The Show Must Go On(line): Watch Free Broadway Musicals Every Friday
Select Andrew Lloyd Webber productions will stream on YouTube for 48 hours at a time
With Broadway and performing arts venues across the country shuttered by the COVID-19 pandemic, live theater is in short supply these days. But theater lovers still have reason to rejoice: Iconic British composer Andrew Lloyd Webber is making select musicals from his extensive oeuvre available to watch on YouTube each Friday for the next seven weeks.
Lloyd Webber announced the initiative, dubbed “The Shows Must Go On!,” in a video posted last week. The virtual series kicked off April 3 with the Donny Osmond-led 1999 film adaptation of Joseph and the Amazing Technicolor Dreamcoat. This Friday’s offering is a 2012 filmed stage version of Jesus Christ Superstar, starring Ben Forster as Jesus, former Spice Girl Melanie Chisholm (also known as Melanie C.) as Mary Magdalene and Tim Minchin as Judas. Future lineups will be announced in “due course,” reports Tim Dams for Variety.
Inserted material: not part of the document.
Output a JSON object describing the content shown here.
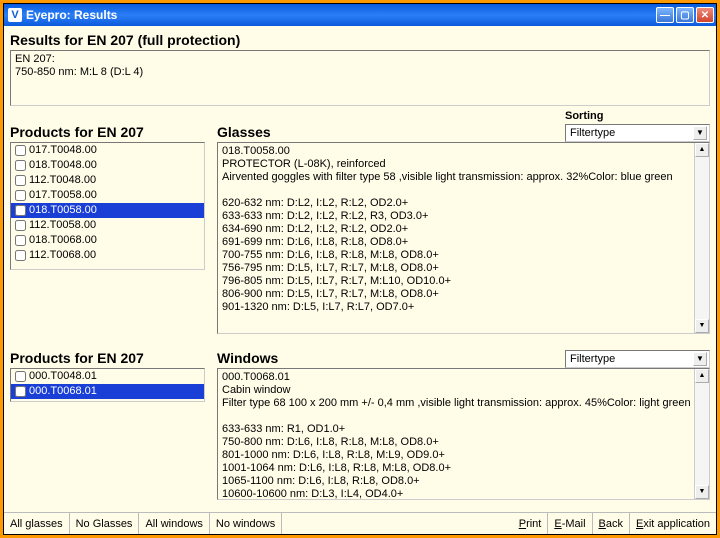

Each feature-length show will begin streaming on YouTube at 2 p.m. EST and remain accessible—free of charge—for the next 48 hours.
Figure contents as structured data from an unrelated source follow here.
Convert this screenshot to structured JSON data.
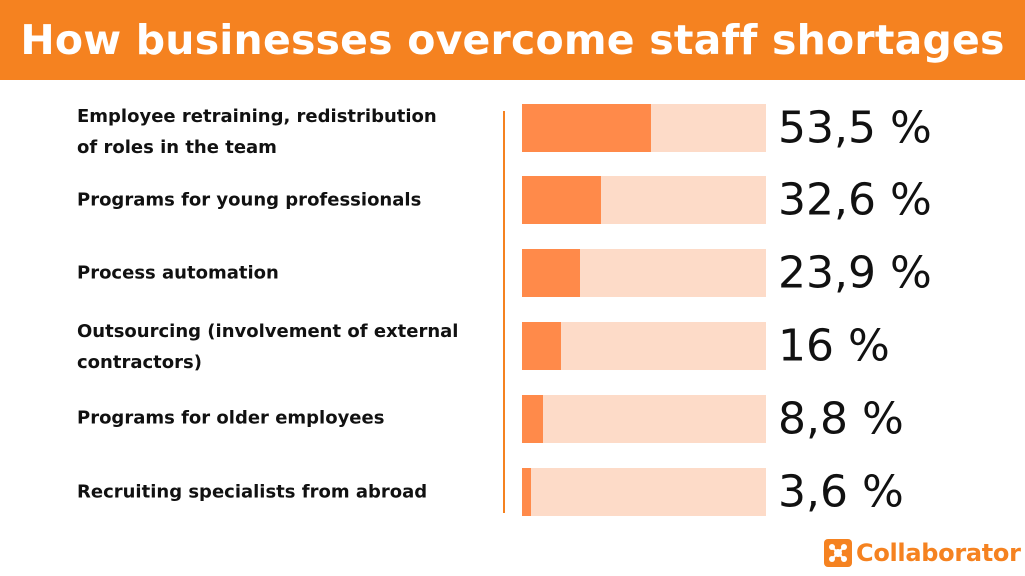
{
  "header": {
    "title": "How businesses overcome staff shortages"
  },
  "chart_data": {
    "type": "bar",
    "orientation": "horizontal",
    "title": "How businesses overcome staff shortages",
    "categories": [
      "Employee retraining, redistribution of roles in the team",
      "Programs for young professionals",
      "Process automation",
      "Outsourcing (involvement of external contractors)",
      "Programs for older employees",
      "Recruiting specialists from abroad"
    ],
    "category_lines": [
      [
        "Employee retraining, redistribution",
        "of roles in the team"
      ],
      [
        "Programs for young professionals"
      ],
      [
        "Process automation"
      ],
      [
        "Outsourcing (involvement of external",
        "contractors)"
      ],
      [
        "Programs for older employees"
      ],
      [
        "Recruiting specialists from abroad"
      ]
    ],
    "values": [
      53.5,
      32.6,
      23.9,
      16,
      8.8,
      3.6
    ],
    "value_labels": [
      "53,5 %",
      "32,6 %",
      "23,9 %",
      "16 %",
      "8,8 %",
      "3,6 %"
    ],
    "xlim": [
      0,
      100
    ],
    "unit": "%",
    "grid": false,
    "colors": {
      "fill": "#ff8a4a",
      "track": "#fddbc8",
      "accent": "#f58220"
    }
  },
  "logo": {
    "text": "Collaborator",
    "icon": "connected-nodes-icon"
  }
}
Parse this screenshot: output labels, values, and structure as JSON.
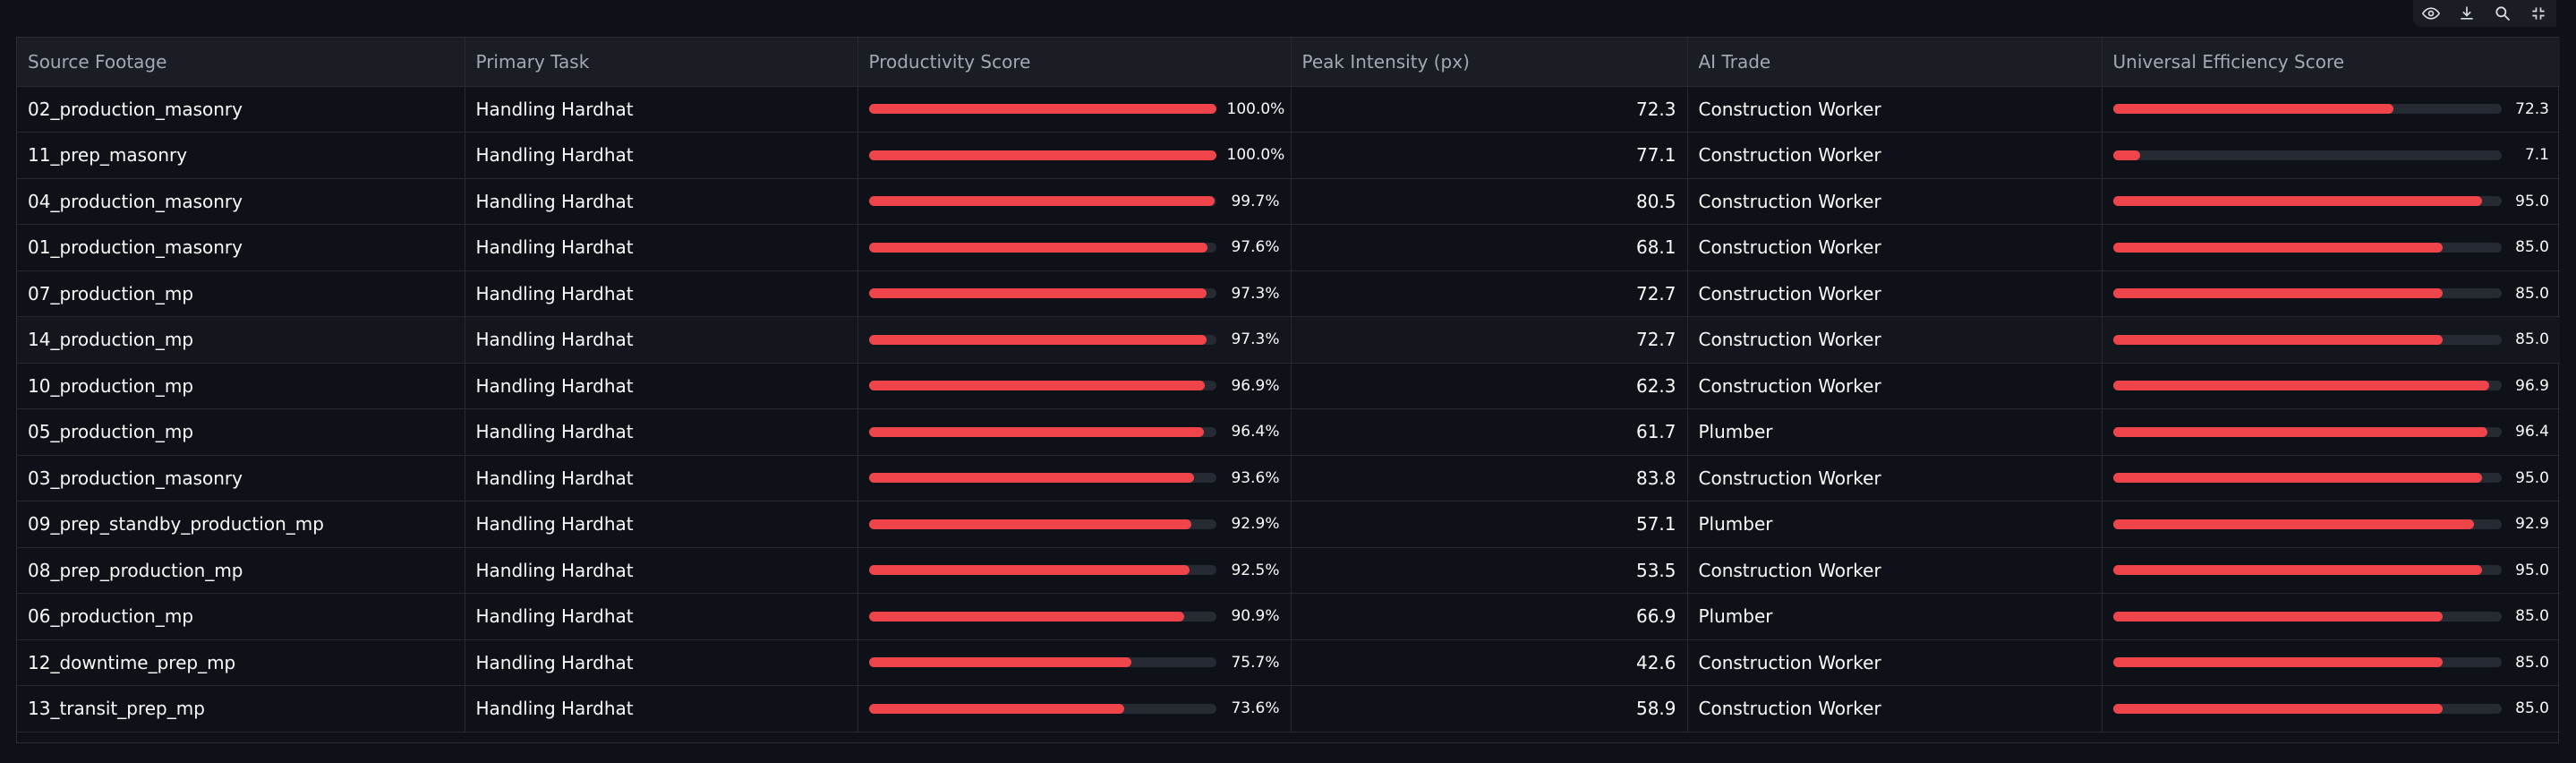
{
  "toolbar": {
    "icons": [
      "eye-icon",
      "download-icon",
      "search-icon",
      "fullscreen-icon"
    ]
  },
  "colors": {
    "bar_fill": "#f0444b",
    "bar_track": "#262a33",
    "background": "#0e1117"
  },
  "table": {
    "columns": [
      "Source Footage",
      "Primary Task",
      "Productivity Score",
      "Peak Intensity (px)",
      "AI Trade",
      "Universal Efficiency Score"
    ],
    "rows": [
      {
        "source": "02_production_masonry",
        "task": "Handling Hardhat",
        "productivity": "100.0%",
        "productivity_value": 100.0,
        "peak": "72.3",
        "trade": "Construction Worker",
        "efficiency": "72.3",
        "efficiency_value": 72.3
      },
      {
        "source": "11_prep_masonry",
        "task": "Handling Hardhat",
        "productivity": "100.0%",
        "productivity_value": 100.0,
        "peak": "77.1",
        "trade": "Construction Worker",
        "efficiency": "7.1",
        "efficiency_value": 7.1
      },
      {
        "source": "04_production_masonry",
        "task": "Handling Hardhat",
        "productivity": "99.7%",
        "productivity_value": 99.7,
        "peak": "80.5",
        "trade": "Construction Worker",
        "efficiency": "95.0",
        "efficiency_value": 95.0
      },
      {
        "source": "01_production_masonry",
        "task": "Handling Hardhat",
        "productivity": "97.6%",
        "productivity_value": 97.6,
        "peak": "68.1",
        "trade": "Construction Worker",
        "efficiency": "85.0",
        "efficiency_value": 85.0
      },
      {
        "source": "07_production_mp",
        "task": "Handling Hardhat",
        "productivity": "97.3%",
        "productivity_value": 97.3,
        "peak": "72.7",
        "trade": "Construction Worker",
        "efficiency": "85.0",
        "efficiency_value": 85.0
      },
      {
        "source": "14_production_mp",
        "task": "Handling Hardhat",
        "productivity": "97.3%",
        "productivity_value": 97.3,
        "peak": "72.7",
        "trade": "Construction Worker",
        "efficiency": "85.0",
        "efficiency_value": 85.0
      },
      {
        "source": "10_production_mp",
        "task": "Handling Hardhat",
        "productivity": "96.9%",
        "productivity_value": 96.9,
        "peak": "62.3",
        "trade": "Construction Worker",
        "efficiency": "96.9",
        "efficiency_value": 96.9
      },
      {
        "source": "05_production_mp",
        "task": "Handling Hardhat",
        "productivity": "96.4%",
        "productivity_value": 96.4,
        "peak": "61.7",
        "trade": "Plumber",
        "efficiency": "96.4",
        "efficiency_value": 96.4
      },
      {
        "source": "03_production_masonry",
        "task": "Handling Hardhat",
        "productivity": "93.6%",
        "productivity_value": 93.6,
        "peak": "83.8",
        "trade": "Construction Worker",
        "efficiency": "95.0",
        "efficiency_value": 95.0
      },
      {
        "source": "09_prep_standby_production_mp",
        "task": "Handling Hardhat",
        "productivity": "92.9%",
        "productivity_value": 92.9,
        "peak": "57.1",
        "trade": "Plumber",
        "efficiency": "92.9",
        "efficiency_value": 92.9
      },
      {
        "source": "08_prep_production_mp",
        "task": "Handling Hardhat",
        "productivity": "92.5%",
        "productivity_value": 92.5,
        "peak": "53.5",
        "trade": "Construction Worker",
        "efficiency": "95.0",
        "efficiency_value": 95.0
      },
      {
        "source": "06_production_mp",
        "task": "Handling Hardhat",
        "productivity": "90.9%",
        "productivity_value": 90.9,
        "peak": "66.9",
        "trade": "Plumber",
        "efficiency": "85.0",
        "efficiency_value": 85.0
      },
      {
        "source": "12_downtime_prep_mp",
        "task": "Handling Hardhat",
        "productivity": "75.7%",
        "productivity_value": 75.7,
        "peak": "42.6",
        "trade": "Construction Worker",
        "efficiency": "85.0",
        "efficiency_value": 85.0
      },
      {
        "source": "13_transit_prep_mp",
        "task": "Handling Hardhat",
        "productivity": "73.6%",
        "productivity_value": 73.6,
        "peak": "58.9",
        "trade": "Construction Worker",
        "efficiency": "85.0",
        "efficiency_value": 85.0
      }
    ]
  }
}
“I’m here to tell you that Universal [has] come up with the idea of a whole series now called ‘The Shows Must Go On,’ which is about musicals going from stage to screen,” says Webber in the video announcement.
He notes that the roster of musicals will also include “my disaster musical By Jeeves, and I’m very, very fond of it.” (The show, a musical comedy based on British humorist P.G. Wodehouse’s writings, famously flopped during its initial run, but gained acclaim after undergoing extensive revisions.)
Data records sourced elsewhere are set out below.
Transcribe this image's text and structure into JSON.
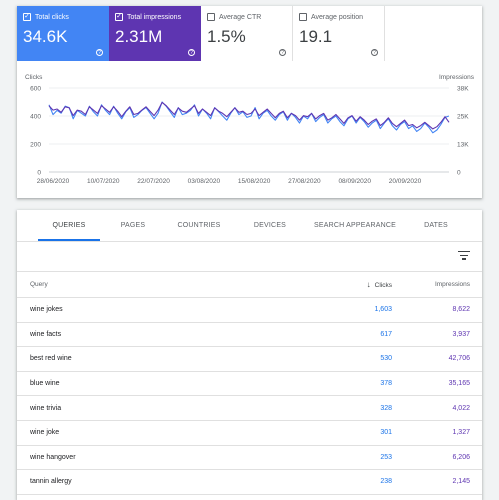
{
  "metrics": [
    {
      "label": "Total clicks",
      "value": "34.6K",
      "checked": true,
      "color": "#4285f4"
    },
    {
      "label": "Total impressions",
      "value": "2.31M",
      "checked": true,
      "color": "#5e35b1"
    },
    {
      "label": "Average CTR",
      "value": "1.5%",
      "checked": false
    },
    {
      "label": "Average position",
      "value": "19.1",
      "checked": false
    }
  ],
  "help_glyph": "?",
  "check_glyph": "✓",
  "chart_data": {
    "type": "line",
    "left_axis_label": "Clicks",
    "right_axis_label": "Impressions",
    "left_ticks": [
      "600",
      "400",
      "200",
      "0"
    ],
    "right_ticks": [
      "38K",
      "25K",
      "13K",
      "0"
    ],
    "left_ylim": [
      0,
      600
    ],
    "right_ylim": [
      0,
      38000
    ],
    "x_ticks": [
      "28/06/2020",
      "10/07/2020",
      "22/07/2020",
      "03/08/2020",
      "15/08/2020",
      "27/08/2020",
      "08/09/2020",
      "20/09/2020"
    ],
    "grid": true,
    "series": [
      {
        "name": "Total clicks",
        "axis": "left",
        "color": "#4285f4",
        "values": [
          480,
          410,
          440,
          420,
          470,
          460,
          380,
          440,
          420,
          400,
          470,
          430,
          400,
          480,
          440,
          410,
          470,
          420,
          380,
          430,
          460,
          390,
          410,
          440,
          460,
          420,
          380,
          420,
          500,
          470,
          430,
          390,
          460,
          410,
          420,
          440,
          480,
          400,
          450,
          420,
          380,
          460,
          430,
          400,
          370,
          420,
          460,
          410,
          430,
          390,
          400,
          460,
          380,
          420,
          440,
          400,
          370,
          410,
          430,
          370,
          420,
          390,
          350,
          400,
          380,
          420,
          360,
          390,
          410,
          350,
          380,
          400,
          360,
          330,
          380,
          400,
          350,
          390,
          360,
          320,
          350,
          370,
          310,
          350,
          380,
          330,
          300,
          340,
          360,
          310,
          330,
          290,
          310,
          350,
          320,
          280,
          300,
          340,
          390,
          400
        ]
      },
      {
        "name": "Total impressions",
        "axis": "right",
        "color": "#5e35b1",
        "values": [
          30000,
          28000,
          28500,
          27000,
          29500,
          29000,
          25500,
          28000,
          27500,
          26000,
          29500,
          28000,
          26500,
          30000,
          28500,
          27000,
          29500,
          27500,
          25000,
          27500,
          29500,
          26000,
          26500,
          28000,
          29500,
          27500,
          25500,
          28000,
          31500,
          30000,
          28000,
          26000,
          29000,
          27500,
          27000,
          28500,
          30000,
          26500,
          28500,
          27000,
          25500,
          29000,
          27500,
          26500,
          25000,
          27000,
          29000,
          27000,
          27500,
          26000,
          26500,
          28500,
          25500,
          27000,
          28500,
          26500,
          24500,
          26500,
          27500,
          24500,
          26500,
          25500,
          23500,
          25500,
          25000,
          26500,
          24000,
          25500,
          26500,
          23500,
          24500,
          26000,
          24000,
          22000,
          24500,
          25500,
          23000,
          25000,
          23500,
          21500,
          23000,
          24000,
          21000,
          22500,
          24500,
          22000,
          20500,
          22000,
          23500,
          21000,
          21500,
          20000,
          21000,
          22500,
          21000,
          19500,
          20500,
          22500,
          25000,
          22500
        ]
      }
    ]
  },
  "tabs": [
    "QUERIES",
    "PAGES",
    "COUNTRIES",
    "DEVICES",
    "SEARCH APPEARANCE",
    "DATES"
  ],
  "table": {
    "headers": {
      "query": "Query",
      "clicks": "Clicks",
      "impressions": "Impressions"
    },
    "sort_glyph": "↓",
    "rows": [
      {
        "query": "wine jokes",
        "clicks": "1,603",
        "impressions": "8,622"
      },
      {
        "query": "wine facts",
        "clicks": "617",
        "impressions": "3,937"
      },
      {
        "query": "best red wine",
        "clicks": "530",
        "impressions": "42,706"
      },
      {
        "query": "blue wine",
        "clicks": "378",
        "impressions": "35,165"
      },
      {
        "query": "wine trivia",
        "clicks": "328",
        "impressions": "4,022"
      },
      {
        "query": "wine joke",
        "clicks": "301",
        "impressions": "1,327"
      },
      {
        "query": "wine hangover",
        "clicks": "253",
        "impressions": "6,206"
      },
      {
        "query": "tannin allergy",
        "clicks": "238",
        "impressions": "2,145"
      }
    ]
  }
}
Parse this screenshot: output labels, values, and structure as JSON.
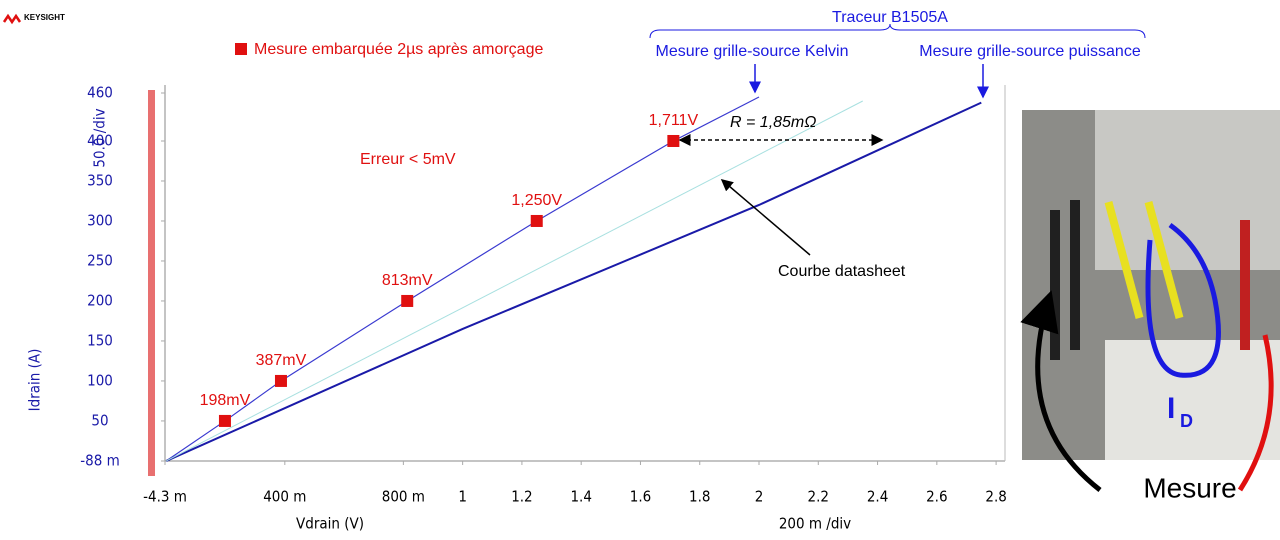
{
  "chart_data": {
    "type": "line",
    "logo": "KEYSIGHT",
    "x_label": "Vdrain (V)",
    "x_div": "200 m /div",
    "y_label": "Idrain (A)",
    "y_div": "50.0 /div",
    "xlim": [
      -0.0043,
      2.83
    ],
    "ylim": [
      -0.088,
      470
    ],
    "xticks": [
      {
        "value": -0.0043,
        "label": "-4.3 m"
      },
      {
        "value": 0.4,
        "label": "400 m"
      },
      {
        "value": 0.8,
        "label": "800 m"
      },
      1,
      1.2,
      1.4,
      1.6,
      1.8,
      2,
      2.2,
      2.4,
      2.6,
      2.8
    ],
    "yticks": [
      {
        "value": -0.088,
        "label": "-88 m"
      },
      50,
      100,
      150,
      200,
      250,
      300,
      350,
      400,
      460
    ],
    "grid": false,
    "series": [
      {
        "name": "Mesure grille-source Kelvin",
        "color": "#3a3ad0",
        "x": [
          0,
          0.198,
          0.387,
          0.813,
          1.25,
          1.711,
          2.0
        ],
        "values": [
          0,
          50,
          100,
          200,
          300,
          400,
          455
        ]
      },
      {
        "name": "Mesure grille-source puissance",
        "color": "#1a1aa8",
        "x": [
          0,
          1,
          2,
          2.75
        ],
        "values": [
          0,
          165,
          320,
          448
        ]
      },
      {
        "name": "Courbe datasheet",
        "color": "#a8e0e0",
        "x": [
          0,
          2.35
        ],
        "values": [
          0,
          450
        ]
      }
    ],
    "points": {
      "type": "scatter",
      "name": "Mesure embarquée 2µs après amorçage",
      "color": "#e01010",
      "x": [
        0.198,
        0.387,
        0.813,
        1.25,
        1.711
      ],
      "values": [
        50,
        100,
        200,
        300,
        400
      ],
      "x_labels": [
        "198mV",
        "387mV",
        "813mV",
        "1,250V",
        "1,711V"
      ]
    },
    "annotations": {
      "error": "Erreur < 5mV",
      "resistance": "R = 1,85mΩ",
      "tracer": "Traceur B1505A",
      "measure": "Mesure",
      "current": "I",
      "current_sub": "D"
    }
  }
}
Over his decades-long career, the 72-year-old Webber has composed some of the most famous soundtracks in modern theater, including Cats, Joseph and the Amazing Technicolor Dreamcoat, Evita, Jesus Christ Superstar, School of Rock and The Phantom of the Opera. His grand musical numbers draw on opera and rock ‘n’ roll, writes Adam Gopnik for the New Yorker, and have achieved remarkable commercial success: “Memory,” for instance—first sung by Elaine Paige in the 1981 debut of Cats—became a Top 10 hit upon its release, according to PBS.
The composer has stayed busy during quarantine by engaging with fans on Twitter. He recently encouraged theater lovers to submit videos of themselves singing along to his piano rendition of “Any Dream Will Do” from Joseph and the Amazing Technicolor Dreamcoat. After reviewing clips, Webber arranged some of the submissions into a compilation. He has also been taking requests for songs to play on his piano; he then posts these recordings with the hashtag #ComposerInIsolation.
Webber’s newest initiative offers audiences a way to indulge their stage cravings at home as the immediate future of the theater scene remains uncertain. The COVID-19 pandemic has had a “catastrophic” impact on the performing arts world, write Peter Marks and Geoff Edgers for the Washington Post. On Wednesday, industry leaders announced that Broadway would remain closed until June 7 at the earliest.
“Most people will have a hiatus and know that they have a job to go back to,” Kate Shindle, president of Actors’ Equity Association, tells the Post. “For folks who work in the theater, to say nothing of people who make their living in [special] event work, the light at the end of the tunnel is dimmer.”